Dass das kleine Schaf mittlerweile weltweit in über hundert Ländern zu einem Hit bei Kindern und ihren Eltern geworden ist, führt sein Erfinder unter anderem darauf zurück, dass Shaun nicht spricht. Auch im Film gibt es keine Dialoge, die Kommunikation findet ausschließlich über Blicke und Gesten statt. Die Körpersprache sei universal, sagt Goleszwoski. Das habe schon der amerikanische Stummfilm-Star Buster Keaton gewusst.

Im Studio in Bristol zeigt Werkstattmeister Nigel Leach stolz seinen Fundus an selbstgebauten Puppen: Shaun ist zwölf Zentimeter groß, es gibt ihn in mehrfacher Ausführung. Die Animatoren haben die Auswahl zwischen zwölf verschiedenen Mündern, die an den schwarzen Kopf geklebt werden können. In der Werkstatt stehen Nähmaschinen, Bügeleisen, Schraubstöcke und kistenweise Materialien. An der Wand hängen Skizzen der Kleider, mit denen sich Shaun und seine Freunde in der Stadt verkleiden: Gartenhandschuhe, Rollkragenpullis, Schiebermützen, Plateauschuhe. Er müsse sehr aufpassen, keine Markenrechte zu verletzen, sagt Leach. "Wir können nicht einfach Turnschuhe mit drei Streifen zeigen".

Es gehört zur Kunst von Aardman, dass selbst die Klamotten im Film für Lacher sorgen.
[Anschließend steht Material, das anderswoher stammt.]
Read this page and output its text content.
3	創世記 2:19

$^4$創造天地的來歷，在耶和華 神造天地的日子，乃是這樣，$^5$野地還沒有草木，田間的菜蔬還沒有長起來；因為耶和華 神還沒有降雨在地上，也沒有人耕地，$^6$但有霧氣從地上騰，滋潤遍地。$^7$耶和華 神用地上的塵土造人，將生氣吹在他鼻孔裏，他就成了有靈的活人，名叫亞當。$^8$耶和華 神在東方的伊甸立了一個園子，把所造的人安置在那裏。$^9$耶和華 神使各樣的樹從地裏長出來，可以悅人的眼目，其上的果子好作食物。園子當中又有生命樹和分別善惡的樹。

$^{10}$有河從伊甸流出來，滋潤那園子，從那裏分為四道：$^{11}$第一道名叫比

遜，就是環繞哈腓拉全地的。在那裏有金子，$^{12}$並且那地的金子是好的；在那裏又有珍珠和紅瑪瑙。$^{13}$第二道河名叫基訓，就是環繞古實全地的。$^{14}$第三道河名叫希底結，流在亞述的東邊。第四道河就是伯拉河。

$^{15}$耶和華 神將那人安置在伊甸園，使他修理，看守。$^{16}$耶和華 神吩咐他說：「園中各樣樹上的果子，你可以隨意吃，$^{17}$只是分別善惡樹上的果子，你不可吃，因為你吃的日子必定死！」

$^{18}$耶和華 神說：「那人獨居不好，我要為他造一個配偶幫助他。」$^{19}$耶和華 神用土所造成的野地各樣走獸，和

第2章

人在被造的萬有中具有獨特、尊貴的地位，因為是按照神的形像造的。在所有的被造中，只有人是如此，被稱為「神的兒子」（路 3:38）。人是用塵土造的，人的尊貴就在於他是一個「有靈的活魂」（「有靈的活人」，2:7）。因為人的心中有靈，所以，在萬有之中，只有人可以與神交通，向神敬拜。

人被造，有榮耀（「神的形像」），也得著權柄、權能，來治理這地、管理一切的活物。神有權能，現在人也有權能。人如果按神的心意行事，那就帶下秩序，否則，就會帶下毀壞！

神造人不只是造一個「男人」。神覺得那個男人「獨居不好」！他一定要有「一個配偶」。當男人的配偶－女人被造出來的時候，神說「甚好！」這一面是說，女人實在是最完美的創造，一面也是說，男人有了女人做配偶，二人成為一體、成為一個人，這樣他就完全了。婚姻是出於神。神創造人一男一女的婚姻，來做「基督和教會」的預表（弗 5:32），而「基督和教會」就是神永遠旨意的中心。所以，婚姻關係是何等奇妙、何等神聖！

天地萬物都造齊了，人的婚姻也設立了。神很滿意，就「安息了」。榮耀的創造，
Auch Anspielungen auf bekannte Filmszenen aus Hollywood-Klassikern dürfen nicht fehlen. "Wir versuchen, uns selbst zum Lachen zu bringen", sagt Golesowski. Beim Drehen kämen häufig spontan Ideen hinzu. "Manche Witze verstehen nur Erwachsene", sagt er. Aber es gebe keinen speziellen Humor für Kinder. "Wenn wir es lustig finden, kommt es ins Skript".